During its glory years, Lotus proved that the ultimate driver's car recipe didn't need ingredients like power or looks but could be cooked up by keeping things as simple and lightweight as possible.
With this philosophy, the British company founded by engineering legend Colin Chapman in 1948 became one of the world's most respected sports car manufacturers and one of Formula 1's most prominent constructors in just a couple of decades.
Designing a concept for the Blue Oval's Le Mans program
The collapse of the deal angered Hank the Deuce (Henry Ford II), who decided to start an ambitious project aiming to end Ferrari's dominance in the greatest race of them all, the 24 Hours of Le Mans. However, Ford lacked the know-how to build a thoroughbred endurance race car from scratch, so it turned to Europe's finest for help.
Lotus was among the companies that submitted a design proposal for what became known as the GT40 project. Ron Hickman sketched the mid-engine sports car concept with valuable input from Collin Chapman, who designed most of its underpinnings. Unfortunately for Lotus, Ford went in a different direction, choosing Lola's Mk 6 as the building block for its Le Mans race car.
The birth of the Europa
Despite this, Hickman's concept didn't go to waste and became the first mid-engined, road-legal Lotus to enter production. Christened Europa and developed under the codename Type 46, the new car was conceived as a more advanced alternative to the open-wheel Seven, the company's most popular model.
It was built around a boxed-steel backbone chassis similar to that of the compact Elan, but the structure was split into a U shape towards the rear to accommodate the powertrain. It featured a fully independent suspension system with double wishbones up front, while the rear end used the innovative Chapman strut setup initially designed by the company's founder for Grand Prix race cars.
The body was built from fiberglass panels, and initially, these were bonded to the chassis for increased rigidity. However, later models used bolt-on panels to make it easier for owners to service the car. Overall, the car looked pretty weird, yet the body had a drag coefficient of 0.29 – one of the lowest of any production car of the 1960s.
Introduced in 1966, the Europa was among the first mid-engine production cars in the world, and with a curb weight of around 1,400 lbs (635 kg), it was also one of the lightest.
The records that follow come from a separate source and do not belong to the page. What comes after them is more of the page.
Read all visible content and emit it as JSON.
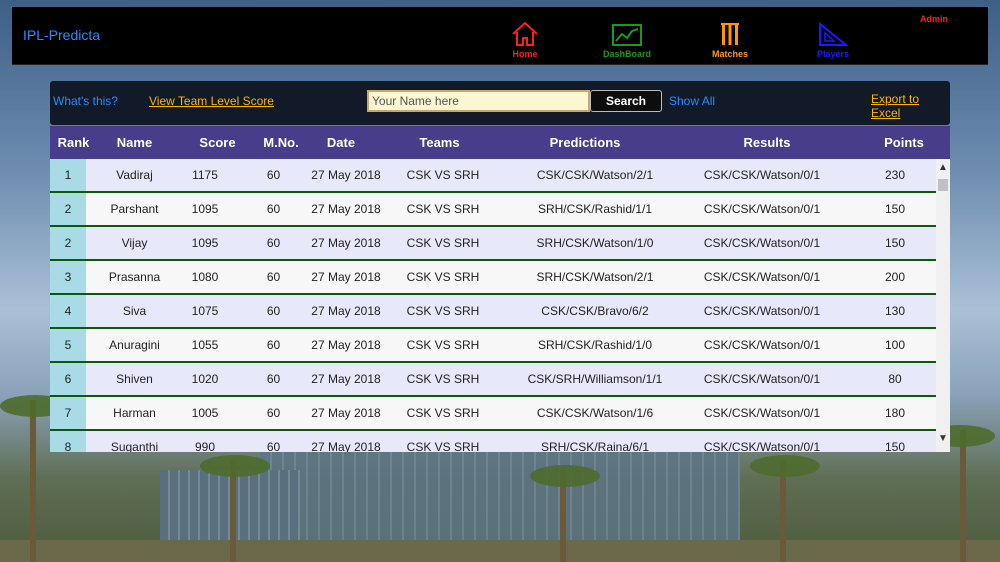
{
  "app": {
    "brand": "IPL-Predicta",
    "admin_label": "Admin"
  },
  "nav": [
    {
      "label": "Home",
      "icon": "home-icon",
      "color": "#ff1f1f"
    },
    {
      "label": "DashBoard",
      "icon": "chart-icon",
      "color": "#1a9a1a"
    },
    {
      "label": "Matches",
      "icon": "stumps-icon",
      "color": "#ff9900"
    },
    {
      "label": "Players",
      "icon": "set-square-icon",
      "color": "#1a1aff"
    }
  ],
  "toolbar": {
    "whats_this": "What's this?",
    "team_score": "View Team Level Score",
    "name_placeholder": "Your Name here",
    "name_value": "",
    "search_label": "Search",
    "show_all": "Show All",
    "export": "Export to Excel"
  },
  "table": {
    "headers": [
      "Rank",
      "Name",
      "Score",
      "M.No.",
      "Date",
      "Teams",
      "Predictions",
      "Results",
      "Points"
    ],
    "rows": [
      [
        "1",
        "Vadiraj",
        "1175",
        "60",
        "27 May 2018",
        "CSK VS SRH",
        "CSK/CSK/Watson/2/1",
        "CSK/CSK/Watson/0/1",
        "230"
      ],
      [
        "2",
        "Parshant",
        "1095",
        "60",
        "27 May 2018",
        "CSK VS SRH",
        "SRH/CSK/Rashid/1/1",
        "CSK/CSK/Watson/0/1",
        "150"
      ],
      [
        "2",
        "Vijay",
        "1095",
        "60",
        "27 May 2018",
        "CSK VS SRH",
        "SRH/CSK/Watson/1/0",
        "CSK/CSK/Watson/0/1",
        "150"
      ],
      [
        "3",
        "Prasanna",
        "1080",
        "60",
        "27 May 2018",
        "CSK VS SRH",
        "SRH/CSK/Watson/2/1",
        "CSK/CSK/Watson/0/1",
        "200"
      ],
      [
        "4",
        "Siva",
        "1075",
        "60",
        "27 May 2018",
        "CSK VS SRH",
        "CSK/CSK/Bravo/6/2",
        "CSK/CSK/Watson/0/1",
        "130"
      ],
      [
        "5",
        "Anuragini",
        "1055",
        "60",
        "27 May 2018",
        "CSK VS SRH",
        "SRH/CSK/Rashid/1/0",
        "CSK/CSK/Watson/0/1",
        "100"
      ],
      [
        "6",
        "Shiven",
        "1020",
        "60",
        "27 May 2018",
        "CSK VS SRH",
        "CSK/SRH/Williamson/1/1",
        "CSK/CSK/Watson/0/1",
        "80"
      ],
      [
        "7",
        "Harman",
        "1005",
        "60",
        "27 May 2018",
        "CSK VS SRH",
        "CSK/CSK/Watson/1/6",
        "CSK/CSK/Watson/0/1",
        "180"
      ],
      [
        "8",
        "Suganthi",
        "990",
        "60",
        "27 May 2018",
        "CSK VS SRH",
        "SRH/CSK/Raina/6/1",
        "CSK/CSK/Watson/0/1",
        "150"
      ]
    ]
  },
  "colors": {
    "header_bg": "#483d8b",
    "row_odd": "#e8e8fb",
    "row_even": "#f7f7f7",
    "rank_cell": "#a9dbe6",
    "row_border": "#0a5a0a"
  }
}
Proving that a sports car can be great without a big, powerful engine
During initial development, Chapman learned that French manufacturers Renault just a new family-oriented hatchback dubbed 16. It was powered by a compact, lightweight, all-aluminum engine linked to a four-speed transaxle.
The Lotus boss saw the powertrain as perfect for the Europa and struck a deal with Renault to use it. However, there was a slight problem. In the 16, the four-cylinder engine and transaxle drove the front wheels, so if he rotated the powertrain by 180 degrees and placed it in the middle of the backbone chassis, the car would have four reverse gears and just one to go forward. Luckily, the transmission had a symmetrical split case, and the problem was solved by repositioning the differential crown wheel.
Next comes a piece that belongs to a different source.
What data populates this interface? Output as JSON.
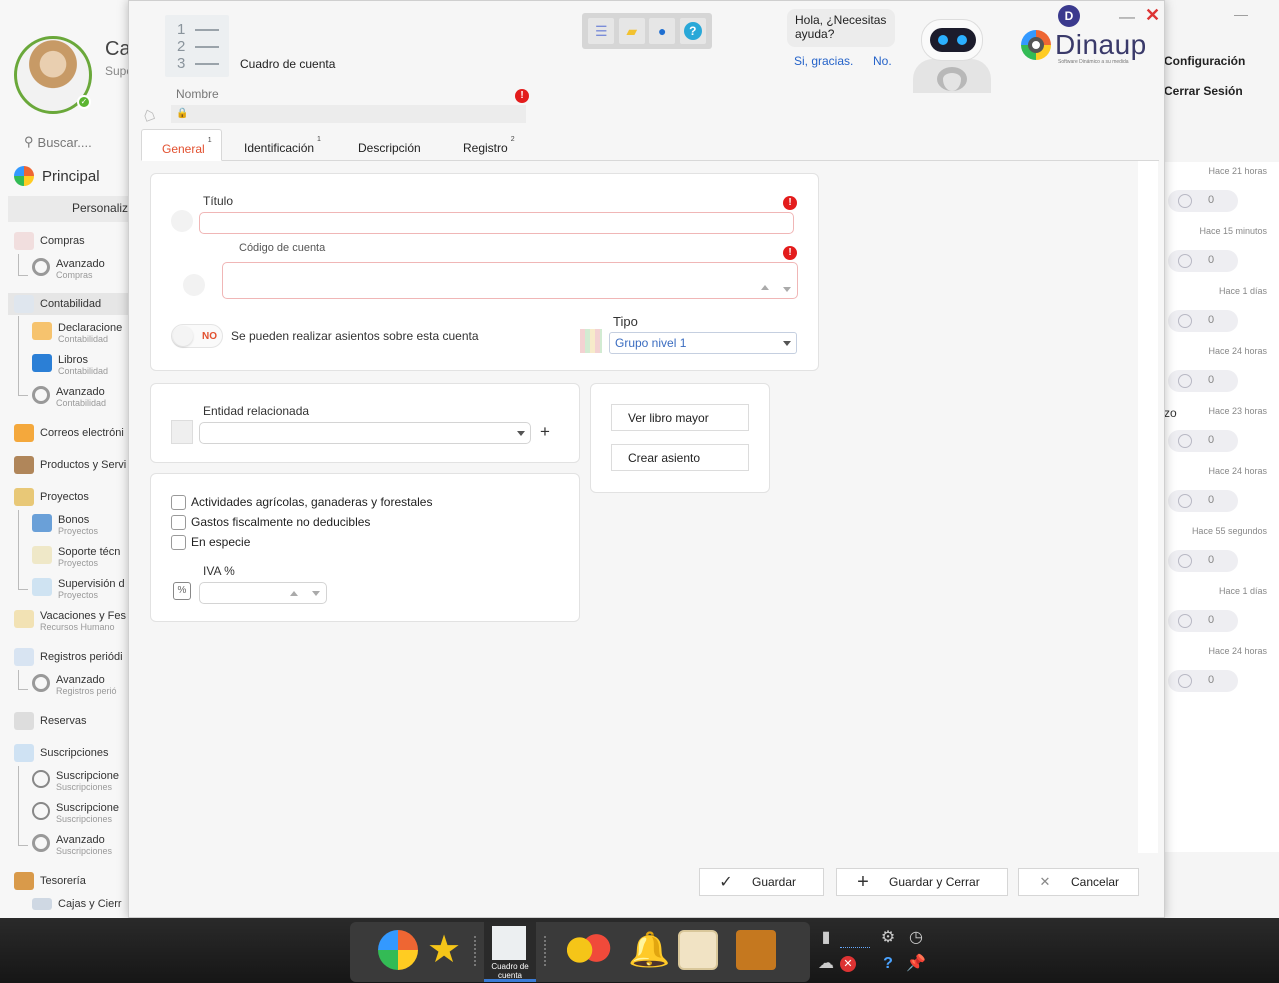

Chapman and his team of engineers upgraded the engine by installing larger inlet valves, dual valve springs, and a twin-barrel carburetor. Thus, the output increased from 63 to 82 hp, which enabled the car to "sprint" to 60 mph (97 kph) in a modest 9.3 seconds and reach a top speed of 120 mph (195 kph).
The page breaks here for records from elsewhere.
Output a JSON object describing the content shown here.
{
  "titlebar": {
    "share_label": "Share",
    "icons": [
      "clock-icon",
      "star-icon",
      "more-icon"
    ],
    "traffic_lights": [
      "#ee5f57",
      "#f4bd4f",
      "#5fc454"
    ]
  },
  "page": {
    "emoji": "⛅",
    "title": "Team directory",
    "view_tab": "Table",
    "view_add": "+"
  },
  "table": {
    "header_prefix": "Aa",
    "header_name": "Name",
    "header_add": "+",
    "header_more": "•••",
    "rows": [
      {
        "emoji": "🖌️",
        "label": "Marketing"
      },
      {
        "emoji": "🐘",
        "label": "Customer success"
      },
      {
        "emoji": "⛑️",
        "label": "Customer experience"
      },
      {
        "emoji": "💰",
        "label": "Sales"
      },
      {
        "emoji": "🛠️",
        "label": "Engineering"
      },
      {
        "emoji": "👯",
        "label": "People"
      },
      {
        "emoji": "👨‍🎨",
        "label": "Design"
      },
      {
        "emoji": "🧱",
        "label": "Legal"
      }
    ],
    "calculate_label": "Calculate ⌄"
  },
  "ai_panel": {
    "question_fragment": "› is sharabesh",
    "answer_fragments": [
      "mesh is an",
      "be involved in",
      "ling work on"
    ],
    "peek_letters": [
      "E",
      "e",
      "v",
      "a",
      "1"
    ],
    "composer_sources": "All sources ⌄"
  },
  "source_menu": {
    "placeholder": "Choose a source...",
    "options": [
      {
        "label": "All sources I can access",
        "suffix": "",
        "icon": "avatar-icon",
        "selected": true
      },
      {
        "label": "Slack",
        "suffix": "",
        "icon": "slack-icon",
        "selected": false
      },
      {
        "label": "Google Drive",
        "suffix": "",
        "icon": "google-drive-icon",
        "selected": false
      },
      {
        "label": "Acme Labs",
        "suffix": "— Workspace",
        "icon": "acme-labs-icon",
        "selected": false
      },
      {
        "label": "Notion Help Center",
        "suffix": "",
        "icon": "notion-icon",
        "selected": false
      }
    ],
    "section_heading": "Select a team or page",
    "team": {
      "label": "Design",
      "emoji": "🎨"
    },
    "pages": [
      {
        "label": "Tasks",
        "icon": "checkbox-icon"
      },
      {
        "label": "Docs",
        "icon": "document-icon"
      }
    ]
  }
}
Even back then, this wasn't particularly impressive, especially for a sports car, but the Europa still delivered an exciting driving experience. The motoring press had nothing but praise for the new Lotus that handled impeccably and felt much quicker than it actually was. Moreover, it was fuel-efficient, achieving around 30 mpg (9.4 liters/100 km), and with a minimalist construction, it was easy to maintain.
While the Series 1 and Series 2 cars were only available with the Renault engine, the early-1970s saw the introduction of the Twin Cam and Special editions of the Europa. These cars were powered by the race-bred Lotus-Ford Twin Cam engine, an inline-four that could produce between 105 and 126 hp, depending on the exact model.
The Lotus Europa today
The mid-engine sports car was manufactured from 1966 to 1975 in 9,230 units. Since it was a terrific sports car that you couldn't help but fall in love with, many of these cars have been looked after by their owners and are still around today. However, it has been overshadowed by more powerful sports cars on the collector's market.
Thus, a well-kept, low-mileage S2 can be had for around $15,000, while the average value for the more desirable, Twin-Cam models stands around the $30,000 mark.
Although it's not as popular as other sports cars from the same era, the Lotus Europa remains one of the most thrilling driver's cars ever built. Considering its current value, it's also a bargain if you're looking for an iconic classic.